The brown hawker (Aeshna grandis) is a species of large Palearctic dragonfly belonging to the family Aeshnidae, the hawkers. This species is found in Europe and temperate Asia, except the far east of Asia.

==Taxonomy==
The brown hawker was first formally described as Libellula grandis by Carl Linnaeus in the 10 edition of Systema Naturae published in 1758. It is now classified in the genus Aeshna in the family Aeshnidae, the hawkers, in the order Odonata, the dragonflies and damselflies. This species is the type species of the genus Aeshna.

==Description==
The brown hawker is a large dragonfly with a body length of 73 mm. The body is brown marked with yellow stripes in the thorax and the wings are tinged brown. The males have small markings of blue and yellow and are noticeably waisted, and the females have small yellow markings. The nymphs are long and streamlined, 40–46 mm in length, with banded legs, stripes on the head and thorax, a wide facial mask and a spine on each side of the sixth abdominal segment.
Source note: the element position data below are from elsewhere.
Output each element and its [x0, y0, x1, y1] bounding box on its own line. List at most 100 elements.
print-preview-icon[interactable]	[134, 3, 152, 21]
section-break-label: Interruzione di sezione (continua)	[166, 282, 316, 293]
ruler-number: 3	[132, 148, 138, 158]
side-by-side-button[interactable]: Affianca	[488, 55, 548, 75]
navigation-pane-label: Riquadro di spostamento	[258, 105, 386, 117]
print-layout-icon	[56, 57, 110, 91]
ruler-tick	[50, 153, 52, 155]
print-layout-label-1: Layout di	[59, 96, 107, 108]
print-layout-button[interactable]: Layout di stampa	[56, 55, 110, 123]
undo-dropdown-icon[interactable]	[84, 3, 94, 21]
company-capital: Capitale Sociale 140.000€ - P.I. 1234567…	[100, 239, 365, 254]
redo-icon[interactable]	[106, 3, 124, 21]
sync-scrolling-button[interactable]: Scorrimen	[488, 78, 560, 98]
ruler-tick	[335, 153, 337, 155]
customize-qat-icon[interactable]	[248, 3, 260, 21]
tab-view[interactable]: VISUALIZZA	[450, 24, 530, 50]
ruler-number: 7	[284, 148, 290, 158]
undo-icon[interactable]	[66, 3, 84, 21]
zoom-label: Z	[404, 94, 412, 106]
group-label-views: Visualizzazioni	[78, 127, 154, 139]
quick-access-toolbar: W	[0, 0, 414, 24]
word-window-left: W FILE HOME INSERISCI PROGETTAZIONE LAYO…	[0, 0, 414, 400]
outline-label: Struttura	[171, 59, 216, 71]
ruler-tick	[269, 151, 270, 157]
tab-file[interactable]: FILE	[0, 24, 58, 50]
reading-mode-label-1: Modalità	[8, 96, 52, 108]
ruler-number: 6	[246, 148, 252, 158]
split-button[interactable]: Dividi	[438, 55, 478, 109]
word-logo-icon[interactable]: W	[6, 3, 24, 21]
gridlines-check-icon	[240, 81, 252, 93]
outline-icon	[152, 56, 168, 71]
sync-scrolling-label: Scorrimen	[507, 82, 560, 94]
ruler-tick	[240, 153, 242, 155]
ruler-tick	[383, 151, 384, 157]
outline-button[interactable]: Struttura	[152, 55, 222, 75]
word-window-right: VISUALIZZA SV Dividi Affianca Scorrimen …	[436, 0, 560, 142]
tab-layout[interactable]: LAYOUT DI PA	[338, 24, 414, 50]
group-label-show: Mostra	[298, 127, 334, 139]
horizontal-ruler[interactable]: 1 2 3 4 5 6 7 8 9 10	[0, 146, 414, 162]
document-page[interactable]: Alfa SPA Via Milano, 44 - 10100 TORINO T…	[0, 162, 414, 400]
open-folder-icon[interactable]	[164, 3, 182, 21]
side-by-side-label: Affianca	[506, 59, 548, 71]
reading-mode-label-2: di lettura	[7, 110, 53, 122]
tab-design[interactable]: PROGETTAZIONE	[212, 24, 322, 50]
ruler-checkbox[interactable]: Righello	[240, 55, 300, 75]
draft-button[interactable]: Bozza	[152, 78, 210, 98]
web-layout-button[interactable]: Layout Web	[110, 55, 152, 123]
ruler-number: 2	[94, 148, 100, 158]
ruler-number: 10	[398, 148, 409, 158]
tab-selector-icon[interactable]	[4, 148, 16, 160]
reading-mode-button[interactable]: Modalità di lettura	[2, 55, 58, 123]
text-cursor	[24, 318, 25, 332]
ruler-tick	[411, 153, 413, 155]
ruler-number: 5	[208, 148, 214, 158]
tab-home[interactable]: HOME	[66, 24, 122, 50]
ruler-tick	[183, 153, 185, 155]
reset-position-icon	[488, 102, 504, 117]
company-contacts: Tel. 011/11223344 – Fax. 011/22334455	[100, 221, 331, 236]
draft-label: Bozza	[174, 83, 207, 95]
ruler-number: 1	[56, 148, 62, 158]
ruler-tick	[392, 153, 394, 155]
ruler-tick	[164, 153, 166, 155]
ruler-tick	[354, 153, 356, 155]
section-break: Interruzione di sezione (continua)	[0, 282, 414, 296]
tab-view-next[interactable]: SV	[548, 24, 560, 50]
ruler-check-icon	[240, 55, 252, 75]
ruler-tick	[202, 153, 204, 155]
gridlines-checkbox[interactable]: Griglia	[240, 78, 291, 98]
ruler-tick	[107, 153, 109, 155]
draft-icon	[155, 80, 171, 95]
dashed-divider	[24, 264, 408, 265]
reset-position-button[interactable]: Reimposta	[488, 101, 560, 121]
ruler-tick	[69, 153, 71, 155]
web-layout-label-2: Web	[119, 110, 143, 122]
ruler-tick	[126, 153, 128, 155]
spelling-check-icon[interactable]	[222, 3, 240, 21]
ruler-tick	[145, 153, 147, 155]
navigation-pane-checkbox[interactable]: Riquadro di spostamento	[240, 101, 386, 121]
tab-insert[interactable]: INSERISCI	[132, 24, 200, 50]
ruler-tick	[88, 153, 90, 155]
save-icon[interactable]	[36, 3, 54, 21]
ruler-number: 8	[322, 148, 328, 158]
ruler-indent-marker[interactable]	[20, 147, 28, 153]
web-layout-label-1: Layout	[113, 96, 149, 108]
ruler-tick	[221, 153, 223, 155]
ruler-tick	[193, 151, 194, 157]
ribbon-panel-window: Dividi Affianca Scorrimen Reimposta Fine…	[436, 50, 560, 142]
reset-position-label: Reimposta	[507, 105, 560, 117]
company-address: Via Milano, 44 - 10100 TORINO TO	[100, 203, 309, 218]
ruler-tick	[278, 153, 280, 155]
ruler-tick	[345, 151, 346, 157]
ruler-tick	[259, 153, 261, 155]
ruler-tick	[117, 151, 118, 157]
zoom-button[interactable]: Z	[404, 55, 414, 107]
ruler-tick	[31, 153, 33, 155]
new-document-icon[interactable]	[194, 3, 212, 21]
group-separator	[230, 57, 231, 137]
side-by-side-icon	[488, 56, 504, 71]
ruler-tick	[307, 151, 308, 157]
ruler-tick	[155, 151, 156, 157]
==Distribution and habitat==
The brown hawker is found from southern Great Britain and Ireland east through Europe, including much of Fennoscandia into Asia. It is most abundant in central, eastern and northern Europe and extends as far east as the Sakha Republic in Siberia, but it is absent from the Scotland, northern Scandinavia and much of southern Europe. In the north, brown hawkers prefer slow-flowing or standing waters including natural waters such as large pools, lakes, fens and oxbows, as well as man-made waterbodies such as canals, ponds, ditches, reservoirs and peat diggings. It is closely tied to forest or woodland. In the south it is less catholic in its choice of habitats and prefers mature habitats and avoid early succesional habitats.

==Behaviour==
The brown hawker lays its eggs in floating or emergent vegetation or timber in standing or slow moving water. It does not typically hunt near water and can be observed hawking in woodland rides late into summer evenings. In Great Britain the main flight period of the brown hawker is between May and September.